Andererseits kann diese Serie neugierig auf Drogen und Gewalt machen. Es besteht die Gefahr, dass ein neugieriger, erlebnishungriger Jugendlicher sich das dramatische Ende vor Augen führend meint, dass er diesen Weg nur bis zu einem gewissen Grad ausprobiere, dass er zum Beispiel Alkohol und Marihuana sowie Diebstahl und Erpressung ausprobieren könne, aber bei Koks und Mord seine Grenzen ziehe.  

Für eine Verherrlichung spricht weiter, dass Erpressungsmethoden und andere mittelschwere Delikte in perfektionierter Form gezeigt werden, sodass dieser Mafia-Epos auch eine Anleitung ist, wie man sich am besten nicht erwischen lässt.

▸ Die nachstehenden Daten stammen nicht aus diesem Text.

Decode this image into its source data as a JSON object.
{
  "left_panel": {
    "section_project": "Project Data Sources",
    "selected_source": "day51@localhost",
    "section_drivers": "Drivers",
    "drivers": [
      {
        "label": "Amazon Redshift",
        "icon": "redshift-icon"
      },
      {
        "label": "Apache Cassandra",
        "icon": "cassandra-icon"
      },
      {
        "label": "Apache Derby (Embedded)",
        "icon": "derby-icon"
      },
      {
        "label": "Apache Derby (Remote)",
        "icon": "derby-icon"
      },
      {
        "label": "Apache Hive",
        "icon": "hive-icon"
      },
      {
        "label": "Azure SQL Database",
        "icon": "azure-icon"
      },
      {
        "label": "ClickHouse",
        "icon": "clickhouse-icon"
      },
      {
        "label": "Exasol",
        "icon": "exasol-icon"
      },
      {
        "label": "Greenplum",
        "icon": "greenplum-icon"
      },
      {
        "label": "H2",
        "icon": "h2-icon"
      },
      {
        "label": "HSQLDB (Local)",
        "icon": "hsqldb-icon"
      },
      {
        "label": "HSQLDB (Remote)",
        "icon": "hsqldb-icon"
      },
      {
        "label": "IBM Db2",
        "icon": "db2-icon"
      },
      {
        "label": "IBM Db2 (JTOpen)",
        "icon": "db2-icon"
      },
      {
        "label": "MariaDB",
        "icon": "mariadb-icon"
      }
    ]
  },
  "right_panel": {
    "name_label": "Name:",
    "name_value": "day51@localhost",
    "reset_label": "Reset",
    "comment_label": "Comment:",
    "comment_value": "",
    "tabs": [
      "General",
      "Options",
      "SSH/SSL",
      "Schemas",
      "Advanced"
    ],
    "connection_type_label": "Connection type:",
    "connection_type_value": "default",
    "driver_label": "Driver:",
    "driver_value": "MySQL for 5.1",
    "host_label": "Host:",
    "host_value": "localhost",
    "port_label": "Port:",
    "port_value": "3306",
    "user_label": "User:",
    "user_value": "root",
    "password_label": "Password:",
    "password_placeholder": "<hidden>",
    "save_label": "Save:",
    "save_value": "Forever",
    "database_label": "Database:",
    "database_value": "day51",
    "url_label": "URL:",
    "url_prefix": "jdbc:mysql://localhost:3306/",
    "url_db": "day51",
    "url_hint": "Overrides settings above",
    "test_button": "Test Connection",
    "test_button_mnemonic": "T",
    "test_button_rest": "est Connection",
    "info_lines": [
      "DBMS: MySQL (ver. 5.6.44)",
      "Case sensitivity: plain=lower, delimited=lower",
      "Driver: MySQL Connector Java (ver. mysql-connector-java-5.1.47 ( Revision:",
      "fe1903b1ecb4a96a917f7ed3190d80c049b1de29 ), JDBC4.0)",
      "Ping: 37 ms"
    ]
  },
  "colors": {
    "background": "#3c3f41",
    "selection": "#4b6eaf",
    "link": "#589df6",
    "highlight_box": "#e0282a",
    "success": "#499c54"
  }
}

Beispielsweise werden raffinierte Methoden gezeigt, wie Drogen versteckt werden können; wie verfolgt und eingebrochen; wie gefoltert wird, ohne sofort zu töten; usw. 

Und wenn drittens ein Jugendlicher erstmal Blut geleckt hat, kann er schnell süchtig werden nach dem schnellen Geld, der Macht und dem Status, wobei er sich anfangs immer sagt, dass er jederzeit aussteigen könne und seine festen Grenzen habe. In Wahrheit sind jedoch alle Übergänge fließend. Beispielsweise wird nur ein Einbruch geplant bei Menschen, die das finanziell verkraften könnten und die es zugleich (aus welchen Gründen auch immer) verdient hätten. Doch im Rausch des Moments wird die gezogene Grenze schnell überschritten. Wenngleich es sofort bereut werden sollte, passiert es häufig, dass jemand bei einer Gegenwehr aus Versehen zu Tode kommt oder dass ein Gruppenzwang herrscht, der sich in der Situation so radikalisiert hat, dass man in einem Moment vor verschiedene Dilemmata gestellt wird wie etwa: Verrat eines bedeutenden Clanmitglieds oder Unterbindungsversuch durch Morddrohungen, Körperverletzungen bis hin zum Tod. In diesem Milieu gibt es also schnell einen Dammbruch.  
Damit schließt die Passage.